The Massachusetts Municipal Association severed ties yesterday with the Anti-Defamation League's embattled No Place For Hate program, reigniting a debate that had gone quiet recently over the ADL's position on the World War I-era Armenian genocide.
In a unanimous vote, the board of directors at the MMA, a nonprofit advocacy group for Massachusetts cities and towns, expressed "strong disapproval" in the ADL for failing to unequivocally acknowledge the Armenian genocide at a national meeting last November, according to a statement released yesterday. "Unequivocal recognition," the MMA's board of directors said, "is both a matter of basic justice to its victims as well as essential to the efforts to prevent future genocides." And without it, officials said, they could no longer sponsor the ADL's antibigotry program.
"We think this is an issue on which there can be no equivocation," said Jonathan Hecht, a Watertown town councilor and member of the MMA's board of directors. "My personal view," he said, "is that No Place For Hate is not credible as long as the ADL is unable to unequivocally recognize the genocide."
At least 12 Massachusetts communities have pulled out of the program since last summer, beginning with Watertown, when it became known that the ADL did not support legislation in Washington officially recognizing the deaths of 1.5 million Armenians at the hands of Ottoman Turks between 1915-1918 as genocide. As towns began to sever ties, and even the ADL's regional leaders called for unequivocal recognition, the national ADL issued a carefully worded statement calling the deaths of Armenians at the hands of Turks "tantamount to genocide."

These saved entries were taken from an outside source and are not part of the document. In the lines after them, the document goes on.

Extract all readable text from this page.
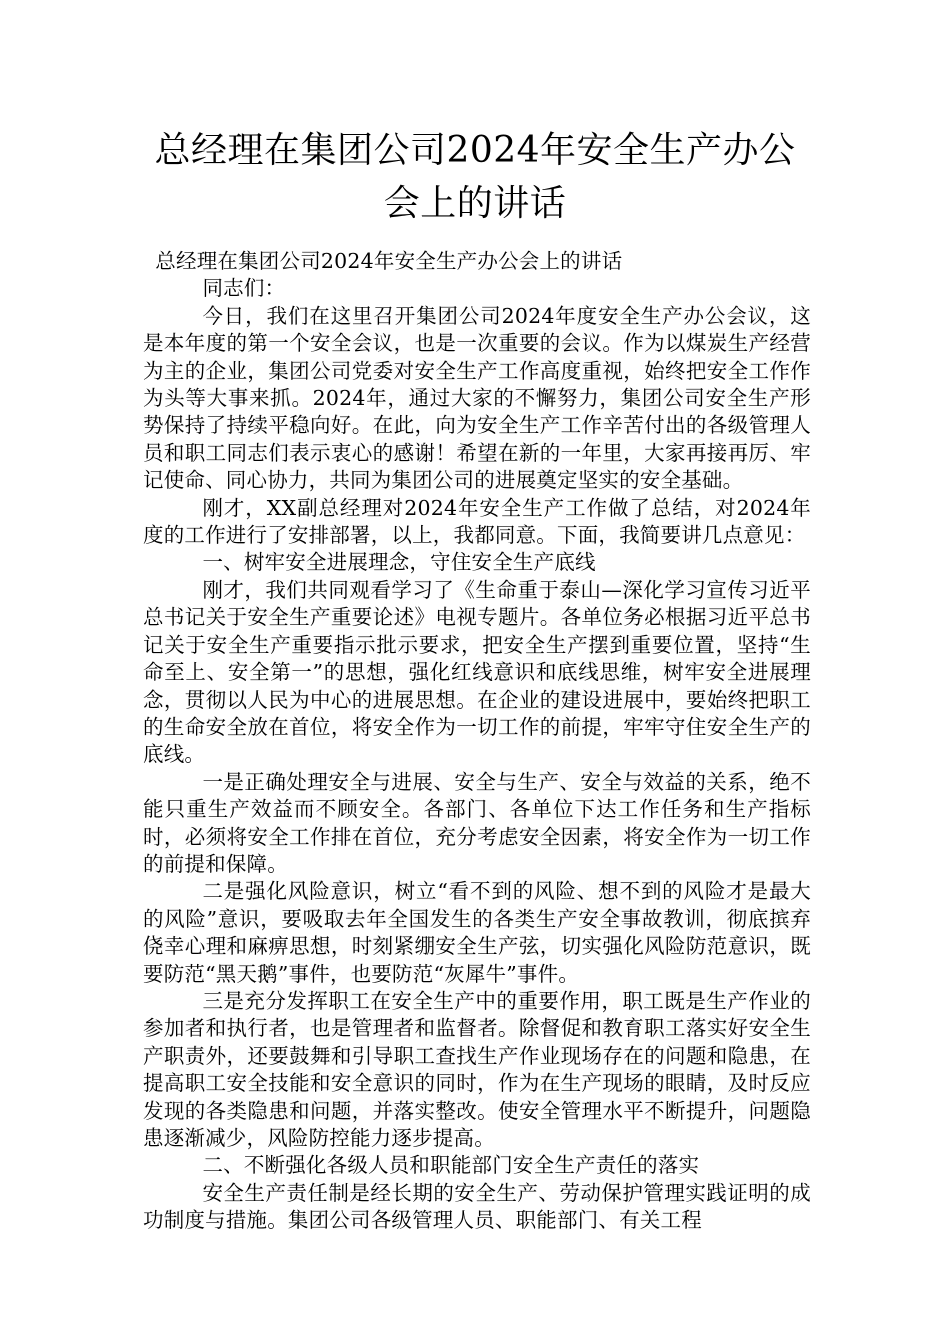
总经理在集团公司2024年安全生产办公会上的讲话

总经理在集团公司2024年安全生产办公会上的讲话

同志们：

今日，我们在这里召开集团公司2024年度安全生产办公会议，这是本年度的第一个安全会议，也是一次重要的会议。作为以煤炭生产经营为主的企业，集团公司党委对安全生产工作高度重视，始终把安全工作作为头等大事来抓。2024年，通过大家的不懈努力，集团公司安全生产形势保持了持续平稳向好。在此，向为安全生产工作辛苦付出的各级管理人员和职工同志们表示衷心的感谢！希望在新的一年里，大家再接再厉、牢记使命、同心协力，共同为集团公司的进展奠定坚实的安全基础。

刚才，XX副总经理对2024年安全生产工作做了总结，对2024年度的工作进行了安排部署，以上，我都同意。下面，我简要讲几点意见：

一、树牢安全进展理念，守住安全生产底线

刚才，我们共同观看学习了《生命重于泰山—深化学习宣传习近平总书记关于安全生产重要论述》电视专题片。各单位务必根据习近平总书记关于安全生产重要指示批示要求，把安全生产摆到重要位置，坚持“生命至上、安全第一”的思想，强化红线意识和底线思维，树牢安全进展理念，贯彻以人民为中心的进展思想。在企业的建设进展中，要始终把职工的生命安全放在首位，将安全作为一切工作的前提，牢牢守住安全生产的底线。

一是正确处理安全与进展、安全与生产、安全与效益的关系，绝不能只重生产效益而不顾安全。各部门、各单位下达工作任务和生产指标时，必须将安全工作排在首位，充分考虑安全因素，将安全作为一切工作的前提和保障。

二是强化风险意识，树立“看不到的风险、想不到的风险才是最大的风险”意识，要吸取去年全国发生的各类生产安全事故教训，彻底摈弃侥幸心理和麻痹思想，时刻紧绷安全生产弦，切实强化风险防范意识，既要防范“黑天鹅”事件，也要防范“灰犀牛”事件。

三是充分发挥职工在安全生产中的重要作用，职工既是生产作业的参加者和执行者，也是管理者和监督者。除督促和教育职工落实好安全生产职责外，还要鼓舞和引导职工查找生产作业现场存在的问题和隐患，在提高职工安全技能和安全意识的同时，作为在生产现场的眼睛，及时反应发现的各类隐患和问题，并落实整改。使安全管理水平不断提升，问题隐患逐渐减少，风险防控能力逐步提高。

二、不断强化各级人员和职能部门安全生产责任的落实

安全生产责任制是经长期的安全生产、劳动保护管理实践证明的成功制度与措施。集团公司各级管理人员、职能部门、有关工程
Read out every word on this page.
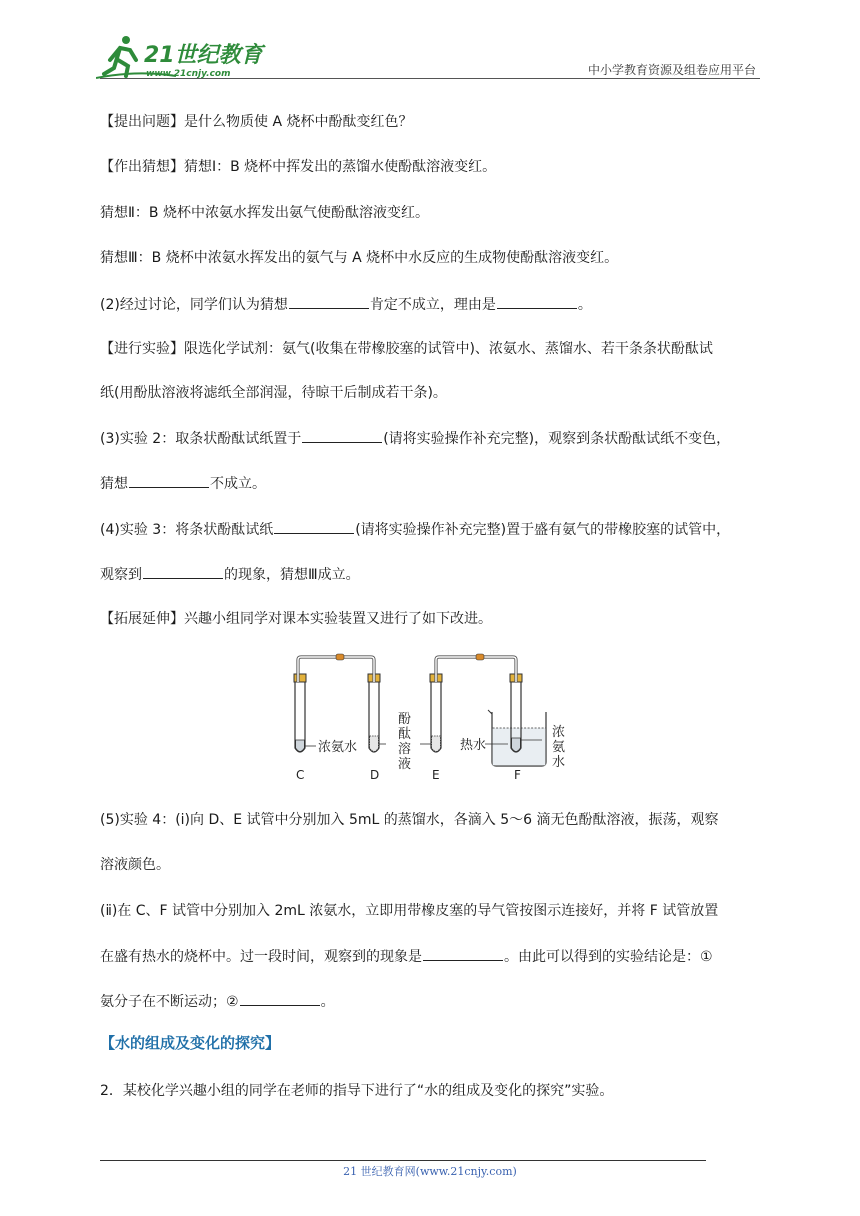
21世纪教育
www.21cnjy.com	中小学教育资源及组卷应用平台
【提出问题】是什么物质使 A 烧杯中酚酞变红色？
【作出猜想】猜想Ⅰ：B 烧杯中挥发出的蒸馏水使酚酞溶液变红。
猜想Ⅱ：B 烧杯中浓氨水挥发出氨气使酚酞溶液变红。
猜想Ⅲ：B 烧杯中浓氨水挥发出的氨气与 A 烧杯中水反应的生成物使酚酞溶液变红。
(2)经过讨论，同学们认为猜想	肯定不成立，理由是	。
【进行实验】限选化学试剂：氨气(收集在带橡胶塞的试管中)、浓氨水、蒸馏水、若干条条状酚酞试
纸(用酚肽溶液将滤纸全部润湿，待晾干后制成若干条)。
(3)实验 2：取条状酚酞试纸置于	(请将实验操作补充完整)，观察到条状酚酞试纸不变色，
猜想	不成立。
(4)实验 3：将条状酚酞试纸	(请将实验操作补充完整)置于盛有氨气的带橡胶塞的试管中，
观察到	的现象，猜想Ⅲ成立。
【拓展延伸】兴趣小组同学对课本实验装置又进行了如下改进。
浓氨水
酚
酞
溶
液
热水
浓
氨
水
C	D	E	F
(5)实验 4：(ⅰ)向 D、E 试管中分别加入 5mL 的蒸馏水，各滴入 5～6 滴无色酚酞溶液，振荡，观察
溶液颜色。
(ⅱ)在 C、F 试管中分别加入 2mL 浓氨水，立即用带橡皮塞的导气管按图示连接好，并将 F 试管放置
在盛有热水的烧杯中。过一段时间，观察到的现象是	。由此可以得到的实验结论是：①
氨分子在不断运动；②	。
【水的组成及变化的探究】
2．某校化学兴趣小组的同学在老师的指导下进行了“水的组成及变化的探究”实验。
21 世纪教育网(www.21cnjy.com)
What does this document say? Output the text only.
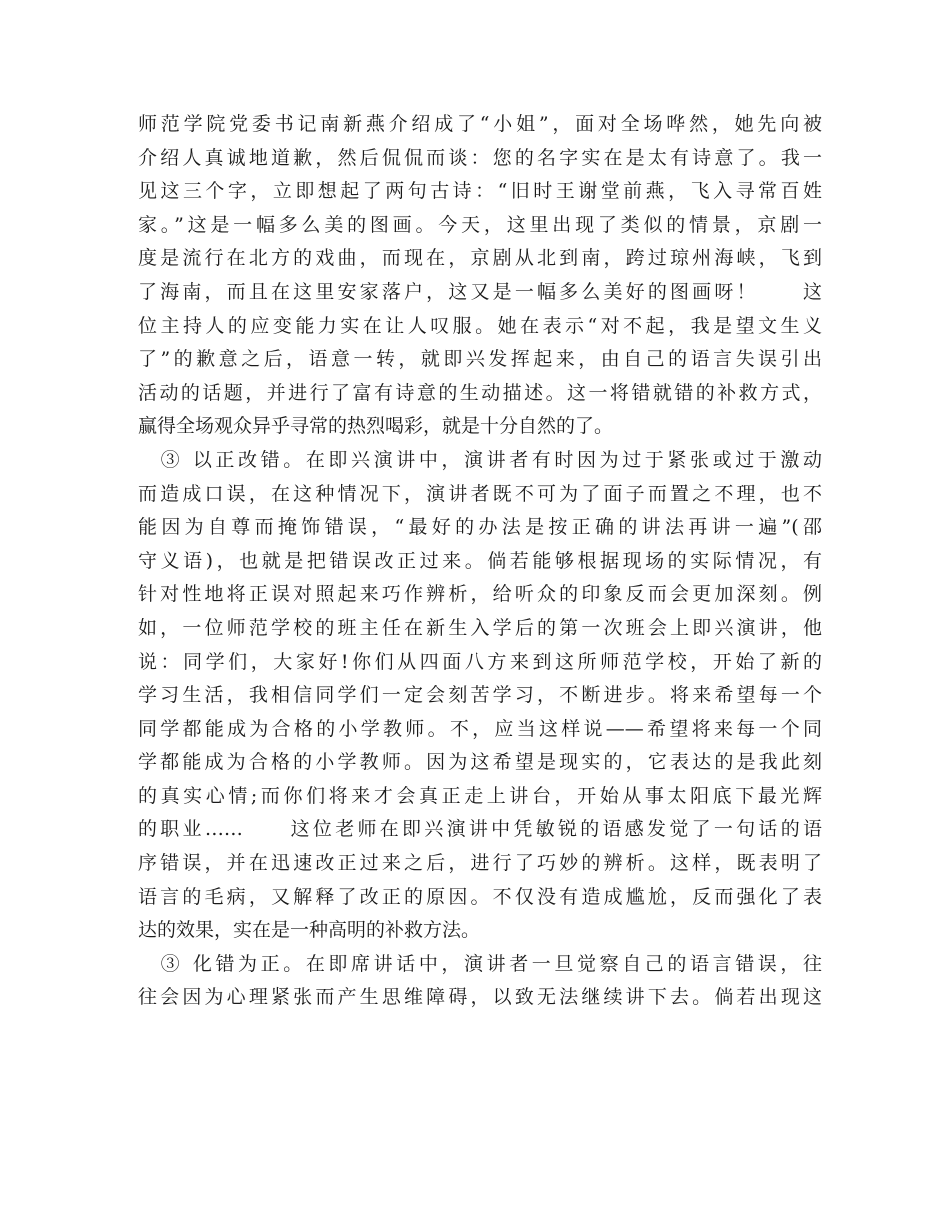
师范学院党委书记南新燕介绍成了“小姐”，面对全场哗然，她先向被
介绍人真诚地道歉，然后侃侃而谈：您的名字实在是太有诗意了。我一
见这三个字，立即想起了两句古诗：“旧时王谢堂前燕，飞入寻常百姓
家。”这是一幅多么美的图画。今天，这里出现了类似的情景，京剧一
度是流行在北方的戏曲，而现在，京剧从北到南，跨过琼州海峡，飞到
了海南，而且在这里安家落户，这又是一幅多么美好的图画呀！　　这
位主持人的应变能力实在让人叹服。她在表示“对不起，我是望文生义
了”的歉意之后，语意一转，就即兴发挥起来，由自己的语言失误引出
活动的话题，并进行了富有诗意的生动描述。这一将错就错的补救方式，
赢得全场观众异乎寻常的热烈喝彩，就是十分自然的了。
　③ 以正改错。在即兴演讲中，演讲者有时因为过于紧张或过于激动
而造成口误，在这种情况下，演讲者既不可为了面子而置之不理，也不
能因为自尊而掩饰错误，“最好的办法是按正确的讲法再讲一遍”(邵
守义语)，也就是把错误改正过来。倘若能够根据现场的实际情况，有
针对性地将正误对照起来巧作辨析，给听众的印象反而会更加深刻。例
如，一位师范学校的班主任在新生入学后的第一次班会上即兴演讲，他
说：同学们，大家好!你们从四面八方来到这所师范学校，开始了新的
学习生活，我相信同学们一定会刻苦学习，不断进步。将来希望每一个
同学都能成为合格的小学教师。不，应当这样说——希望将来每一个同
学都能成为合格的小学教师。因为这希望是现实的，它表达的是我此刻
的真实心情;而你们将来才会真正走上讲台，开始从事太阳底下最光辉
的职业……　　这位老师在即兴演讲中凭敏锐的语感发觉了一句话的语
序错误，并在迅速改正过来之后，进行了巧妙的辨析。这样，既表明了
语言的毛病，又解释了改正的原因。不仅没有造成尴尬，反而强化了表
达的效果，实在是一种高明的补救方法。
　③ 化错为正。在即席讲话中，演讲者一旦觉察自己的语言错误，往
往会因为心理紧张而产生思维障碍，以致无法继续讲下去。倘若出现这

But critics quickly called for a stronger, clearer statement. And when it did not come, local Armenian-Americans began lobbying other communities, as well as the MMA, to stop participating in No Place For Hate.
The MMA's decision to do so yesterday will send a "clear message" to communities that still welcome the program, said Sharistan Melkonian, chairwoman of the Armenian National Committee of Eastern Massachusetts. And the regional ADL conceded in a statement yesterday that the vote was a disappointment. But Robert Trestan, the ADL's civil rights counsel for the Northeast, did not believe the vote would lead to still more communities pulling out of the program.
"I think that towns that have stuck with the program have realized that the ADL has a tremendous amount to offer them," Trestan said. "We're in towns all over the state, and that's what we want to continue to do."